実験ノートの書き方

実験ノートの書き方において重要だと思うことを箇条書きにしておく。


1. ノートはこまめに書く
とにかくこまめに。何事も溜まれば溜まるほど面倒になる。一日分の実験量が多い場合は特にこまめに書いておくべし。


2. 実験題目、目的、材料と方法、結果、考察、次にやるべきことのすべてを書く
実験題目はノートを見やすくする。
実験の目的は重要である。特に初学者は、後々「あの実験は何のためにやったのか?」となることが多い。実際、指導する学生の何人かがそのような状況に陥った経験がある。指導する側は忘れやすい(これもよくないので、私は学生メモもつけている)ので、その辺りは実験をする側もノートにつけることによって
材料と方法は、とにかく細かいことも書いておく。後々、トラブルシューティングの際に、「あのときは試薬のロットが違った」とか、「いつもと少し違うことをしてしまっていた」ということも多々ある。また、指導者側の視点として、やはりトラブルに対応し易いという利点がある。
結果は細かく書く。
考察もしっかりと考えて書く。学生の場合は指導者に言われたことなども考察に書き込んでおくべき。
考察から、次にやるべきこととして考えられるすべての可能性を挙げておく。


3. 「さすがにこれは忘れないだろう」と思うことでも細かく記述しておく
人は忘れる。がんばって実験量を増やせば増やすほど忘れる。当たり前と思っていたことも忘れる。絶対に忘れないと思っていても忘れる。


4. サンプルの保存場所なども書いておく
3と関連する。自分も昔(今もたまに)そうだったが、サンプルの保管場所はすぐ忘れる。時間の節約のためにも、サンプルの保存場所や保管方法もしっかり書いておく。
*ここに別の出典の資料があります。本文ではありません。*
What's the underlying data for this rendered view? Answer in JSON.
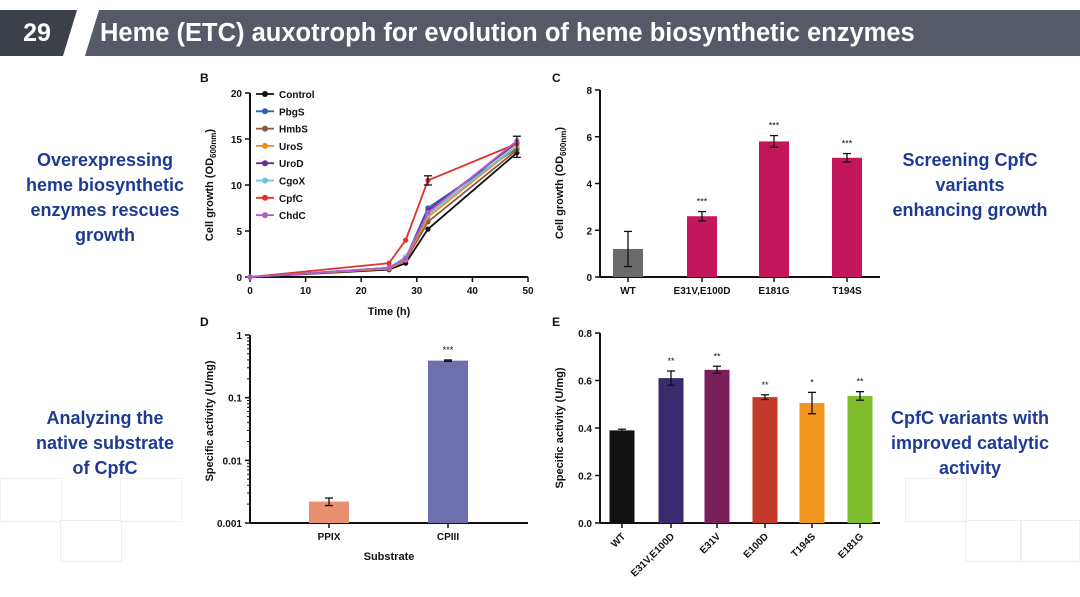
{
  "slide": {
    "number": "29",
    "title": "Heme (ETC) auxotroph for evolution of heme biosynthetic enzymes"
  },
  "captions": {
    "top_left": [
      "Overexpressing",
      "heme biosynthetic",
      "enzymes rescues",
      "growth"
    ],
    "top_right": [
      "Screening CpfC",
      "variants",
      "enhancing growth"
    ],
    "bottom_left": [
      "Analyzing the",
      "native substrate",
      "of CpfC"
    ],
    "bottom_right": [
      "CpfC variants with",
      "improved catalytic",
      "activity"
    ]
  },
  "chart_data": [
    {
      "panel": "B",
      "type": "line",
      "xlabel": "Time (h)",
      "ylabel": "Cell growth (OD600nm)",
      "xlim": [
        0,
        50
      ],
      "ylim": [
        0,
        20
      ],
      "xticks": [
        0,
        10,
        20,
        30,
        40,
        50
      ],
      "yticks": [
        0,
        5,
        10,
        15,
        20
      ],
      "x": [
        0,
        25,
        28,
        32,
        48
      ],
      "legend_position": "top-left",
      "series": [
        {
          "name": "Control",
          "color": "#111111",
          "values": [
            0,
            0.8,
            1.5,
            5.2,
            13.5
          ]
        },
        {
          "name": "PbgS",
          "color": "#2d5fb6",
          "values": [
            0,
            0.9,
            2.0,
            7.5,
            14.0
          ]
        },
        {
          "name": "HmbS",
          "color": "#8a5a3c",
          "values": [
            0,
            0.9,
            1.8,
            6.0,
            13.8
          ]
        },
        {
          "name": "UroS",
          "color": "#f08a24",
          "values": [
            0,
            0.9,
            1.9,
            6.5,
            14.2
          ]
        },
        {
          "name": "UroD",
          "color": "#6a2a8a",
          "values": [
            0,
            1.0,
            2.1,
            7.2,
            14.6
          ]
        },
        {
          "name": "CgoX",
          "color": "#6ec3e0",
          "values": [
            0,
            1.0,
            2.2,
            6.8,
            14.3
          ]
        },
        {
          "name": "CpfC",
          "color": "#e03030",
          "values": [
            0,
            1.5,
            4.0,
            10.5,
            14.5
          ]
        },
        {
          "name": "ChdC",
          "color": "#b05cc8",
          "values": [
            0,
            1.0,
            2.0,
            7.0,
            14.8
          ]
        }
      ]
    },
    {
      "panel": "C",
      "type": "bar",
      "ylabel": "Cell growth (OD600nm)",
      "ylim": [
        0,
        8
      ],
      "yticks": [
        0,
        2,
        4,
        6,
        8
      ],
      "categories": [
        "WT",
        "E31V,E100D",
        "E181G",
        "T194S"
      ],
      "values": [
        1.2,
        2.6,
        5.8,
        5.1
      ],
      "errors": [
        0.75,
        0.2,
        0.25,
        0.18
      ],
      "significance": [
        "",
        "***",
        "***",
        "***"
      ],
      "colors": [
        "#6b6b6b",
        "#c2185b",
        "#c2185b",
        "#c2185b"
      ]
    },
    {
      "panel": "D",
      "type": "bar",
      "scale": "log",
      "xlabel": "Substrate",
      "ylabel": "Specific activity (U/mg)",
      "ylim": [
        0.001,
        1
      ],
      "yticks": [
        0.001,
        0.01,
        0.1,
        1
      ],
      "ytick_labels": [
        "0.001",
        "0.01",
        "0.1",
        "1"
      ],
      "categories": [
        "PPIX",
        "CPIII"
      ],
      "values": [
        0.0022,
        0.39
      ],
      "errors": [
        0.0003,
        0.01
      ],
      "significance": [
        "",
        "***"
      ],
      "colors": [
        "#e8906f",
        "#6f6fae"
      ]
    },
    {
      "panel": "E",
      "type": "bar",
      "ylabel": "Specific activity (U/mg)",
      "ylim": [
        0,
        0.8
      ],
      "yticks": [
        0,
        0.2,
        0.4,
        0.6,
        0.8
      ],
      "ytick_labels": [
        "0.0",
        "0.2",
        "0.4",
        "0.6",
        "0.8"
      ],
      "categories": [
        "WT",
        "E31V,E100D",
        "E31V",
        "E100D",
        "T194S",
        "E181G"
      ],
      "values": [
        0.39,
        0.61,
        0.645,
        0.53,
        0.505,
        0.535
      ],
      "errors": [
        0.005,
        0.03,
        0.015,
        0.01,
        0.045,
        0.018
      ],
      "significance": [
        "",
        "**",
        "**",
        "**",
        "*",
        "**"
      ],
      "colors": [
        "#111111",
        "#3a2a6e",
        "#7b1f5a",
        "#c43a2a",
        "#f0961e",
        "#7fbf2e"
      ]
    }
  ]
}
5. プリントアウトして用いたもの(手順など)はノートに貼る
紙だけを別のファイルに挟んでおく手もあるが、ノートに貼ったほうが後々見やすい。紙だけだとバラバラになったりする恐れもある(経験がある)のであまり勧められない。


6. 頭の中で考えたこともなるべく記述として残しておく
簡単なプライマーの設計などは、頭の中で考えて大した記録にも残さないが、やはりこれらも残しておくと後々役に立つこともある。初学者は特に。


7. なるべく生(に近い)データを貼る
生データがベストだが、例えば最近のアガロース電気泳動の写真や、ウエスタンブロットなどではフィルムに現像をしたりするラボは少なくなっているだろう。もはや生データとは何か?ということになる。そんな時でも、例えば目的の位置のバンドだけを切り抜くのではなく、ゲル全体の写真をプリントアウトしたものを貼るべき。